4) Do not withdraw cash from credit cards
Withdrawing cash from credit cards drastically impacts the credit score. In case of urgent cash requirements, switch to short-term loans like- quick loans or payday loans for your needs. The facility is cheaper than credit cards.
As per consumerfinance.gov. “ Withdrawing extra money from a credit card can negatively impact your credit score. It may indicate poor loan management to a lender. It is when you have multiple applications in your credit report within the shortest period.”
Moreover, depending on credit card terms, they may charge a percentage of the penalty with additional ATM fees. Check for the minimum amount with your family, friends, or savings. Do not liquidate the credit card for extra cash.
5) Lower your credit Utilisation Ratio
The credit Utilisation Ratio is the percentage of income to debt. It affects your credit score drastically. You must stick to essential expenses like medical, food, and home necessities. As per MoneyNerd, “ Debt to income ratio under 20% is considered as very good. With this figure, you may qualify for affordable mortgage solutions.” Thus, minimising credit card usage, paying off debts, and ensuring the gap between loan applications may help improve Credit Utilisation Ratio.”
Bottom line
Thus, this article briefs about the credit score and its impact on life goals. You can ensure a good credit score by chasing these tested expert tips. An impeccable credit score can help you qualify for low interest on loans. If you have bad credit, wait and improve your credit score.
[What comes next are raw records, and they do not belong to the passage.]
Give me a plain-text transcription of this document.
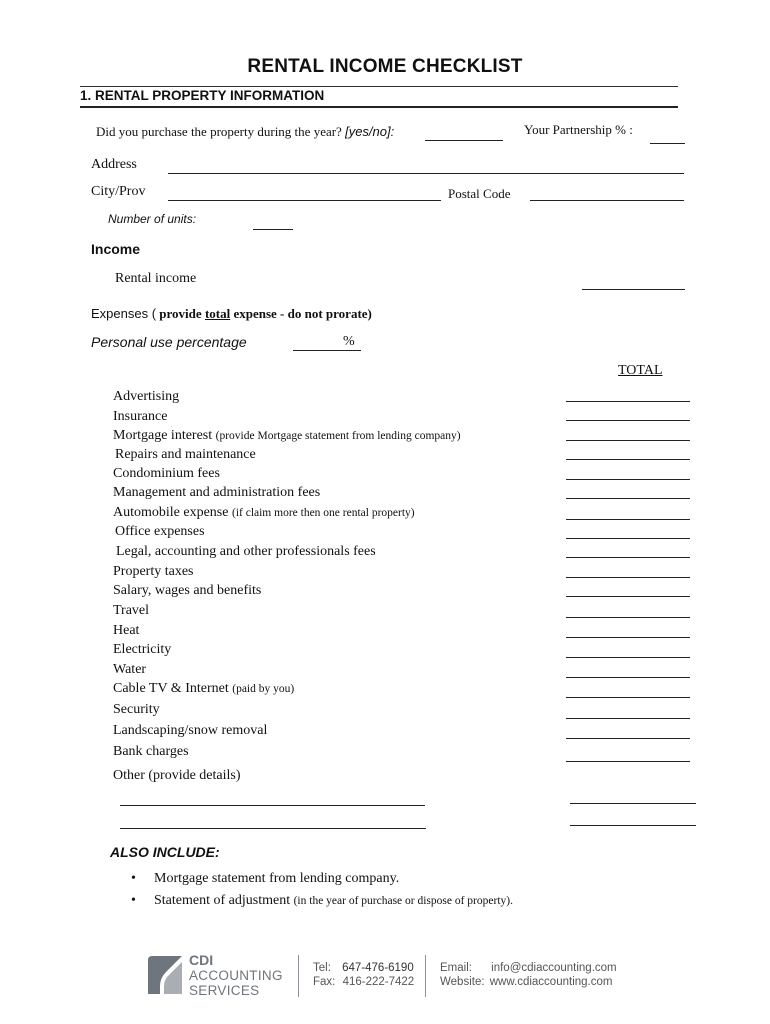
RENTAL INCOME CHECKLIST
1. RENTAL PROPERTY INFORMATION
Did you purchase the property during the year? [yes/no]:	Your Partnership % :
Address
City/Prov	Postal Code
Number of units:
Income
Rental income
Expenses ( provide total expense - do not prorate)
Personal use percentage	%
TOTAL
Advertising
Insurance
Mortgage interest (provide Mortgage statement from lending company)
Repairs and maintenance
Condominium fees
Management and administration fees
Automobile expense (if claim more then one rental property)
Office expenses
Legal, accounting and other professionals fees
Property taxes
Salary, wages and benefits
Travel
Heat
Electricity
Water
Cable TV & Internet (paid by you)
Security
Landscaping/snow removal
Bank charges
Other (provide details)
ALSO INCLUDE:
• Mortgage statement from lending company.
• Statement of adjustment (in the year of purchase or dispose of property).
CDI
ACCOUNTING
SERVICES
Tel: 647-476-6190
Fax: 416-222-7422
Email: info@cdiaccounting.com
Website: www.cdiaccounting.com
It will benefit your credit report and optimise your finances.

Mark Williams works as one of the Loan Advisors at a direct lender firm, Onestoploansolution. He has been working with the lender for about 15 years. He has been known to facilitate his employer in remarkable ways from writing to consulting and whatnot. He is a professional who wants to explore more of the UK financial market, the loan products and how customer requirement changes with time.